In the back lay a man and a woman, their arms and legs bound. The woman wore her burka; the man had a sack over his head. Two Talibs, along with two police officers who had guns, stood above them. The vehicle stopped, the Talibs jumped down and pushed their prisoners out onto the ground as if they were sacks of grain. When they fell we heard their muffled cries.

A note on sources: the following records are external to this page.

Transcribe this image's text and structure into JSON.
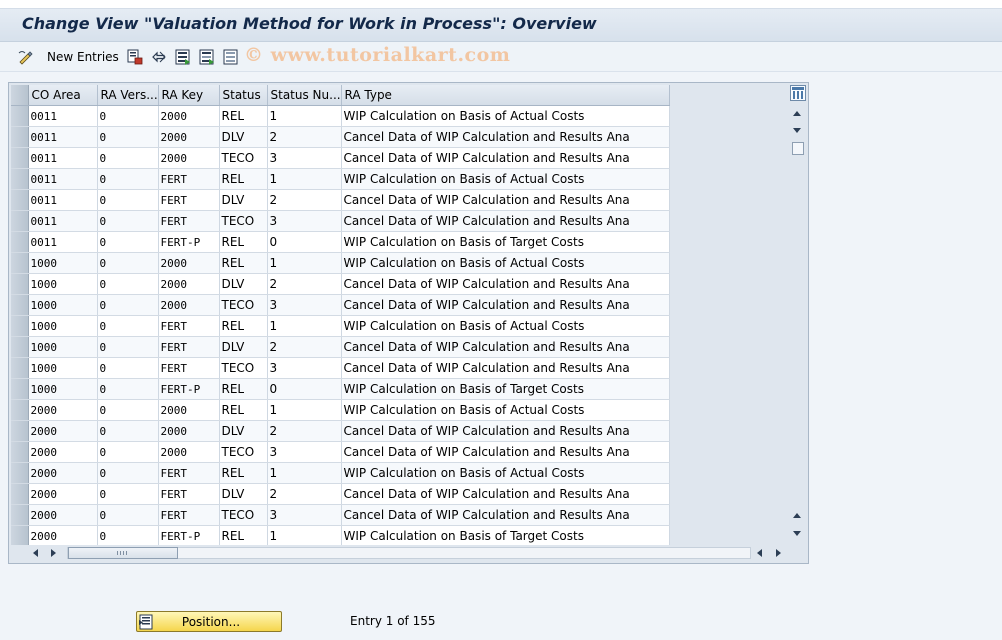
{
  "window": {
    "title": "Change View \"Valuation Method for Work in Process\": Overview"
  },
  "toolbar": {
    "new_entries_label": "New Entries",
    "watermark": "© www.tutorialkart.com",
    "icons": [
      "display-change-icon",
      "copy-icon",
      "undo-icon",
      "select-all-icon",
      "select-block-icon",
      "deselect-all-icon"
    ]
  },
  "table": {
    "columns": [
      "CO Area",
      "RA Vers...",
      "RA Key",
      "Status",
      "Status Nu...",
      "RA Type"
    ],
    "rows": [
      [
        "0011",
        "0",
        "2000",
        "REL",
        "1",
        "WIP Calculation on Basis of Actual Costs"
      ],
      [
        "0011",
        "0",
        "2000",
        "DLV",
        "2",
        "Cancel Data of WIP Calculation and Results Ana"
      ],
      [
        "0011",
        "0",
        "2000",
        "TECO",
        "3",
        "Cancel Data of WIP Calculation and Results Ana"
      ],
      [
        "0011",
        "0",
        "FERT",
        "REL",
        "1",
        "WIP Calculation on Basis of Actual Costs"
      ],
      [
        "0011",
        "0",
        "FERT",
        "DLV",
        "2",
        "Cancel Data of WIP Calculation and Results Ana"
      ],
      [
        "0011",
        "0",
        "FERT",
        "TECO",
        "3",
        "Cancel Data of WIP Calculation and Results Ana"
      ],
      [
        "0011",
        "0",
        "FERT-P",
        "REL",
        "0",
        "WIP Calculation on Basis of Target Costs"
      ],
      [
        "1000",
        "0",
        "2000",
        "REL",
        "1",
        "WIP Calculation on Basis of Actual Costs"
      ],
      [
        "1000",
        "0",
        "2000",
        "DLV",
        "2",
        "Cancel Data of WIP Calculation and Results Ana"
      ],
      [
        "1000",
        "0",
        "2000",
        "TECO",
        "3",
        "Cancel Data of WIP Calculation and Results Ana"
      ],
      [
        "1000",
        "0",
        "FERT",
        "REL",
        "1",
        "WIP Calculation on Basis of Actual Costs"
      ],
      [
        "1000",
        "0",
        "FERT",
        "DLV",
        "2",
        "Cancel Data of WIP Calculation and Results Ana"
      ],
      [
        "1000",
        "0",
        "FERT",
        "TECO",
        "3",
        "Cancel Data of WIP Calculation and Results Ana"
      ],
      [
        "1000",
        "0",
        "FERT-P",
        "REL",
        "0",
        "WIP Calculation on Basis of Target Costs"
      ],
      [
        "2000",
        "0",
        "2000",
        "REL",
        "1",
        "WIP Calculation on Basis of Actual Costs"
      ],
      [
        "2000",
        "0",
        "2000",
        "DLV",
        "2",
        "Cancel Data of WIP Calculation and Results Ana"
      ],
      [
        "2000",
        "0",
        "2000",
        "TECO",
        "3",
        "Cancel Data of WIP Calculation and Results Ana"
      ],
      [
        "2000",
        "0",
        "FERT",
        "REL",
        "1",
        "WIP Calculation on Basis of Actual Costs"
      ],
      [
        "2000",
        "0",
        "FERT",
        "DLV",
        "2",
        "Cancel Data of WIP Calculation and Results Ana"
      ],
      [
        "2000",
        "0",
        "FERT",
        "TECO",
        "3",
        "Cancel Data of WIP Calculation and Results Ana"
      ],
      [
        "2000",
        "0",
        "FERT-P",
        "REL",
        "1",
        "WIP Calculation on Basis of Target Costs"
      ]
    ]
  },
  "footer": {
    "position_button_label": "Position...",
    "entry_info": "Entry 1 of 155"
  },
  "colors": {
    "title_text": "#13294a",
    "button_yellow": "#f5d64d",
    "watermark": "#f2c6a2"
  }
}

The minister for the propagation of virtue and the prevention of vice, Zorak Wahidi, the man who had summoned us here, stepped out of the passenger seat and walked slowly back to the fallen couple. I felt a shudder of recognition. His beard was whiter since I’d last seen him four years ago. There was a stoop to his shoulders, as if a thousand dead souls pressed down on him. He wore a black shalwar, a black lungee, and new black sandals. He also carried a pistol. He looked down at the prisoners and then across to us. I wanted to shield Jahan from what was about to happen but he had moved to stand between Parwaaze and Qubad and watched with the fascination of any teenager. He had never witnessed an execution before—Mother had forbidden him to accompany me and Parwaaze last November when Zarmina was executed. “Look away, look away,” I whispered, but he didn’t hear me. Wahidi pointed the pistol down toward the man and shot him in the head. The man appeared to rise briefly before falling back. Wahidi moved to the crying woman and shot her in the head too. The shots sounded flat and harmless in the empty space surrounding us. He walked toward us holding his pistol, as casually as a man crossing a drawing room to greet his guests. The two Talibs and the policemen followed him. He turned to give them an order, and then turned back to us.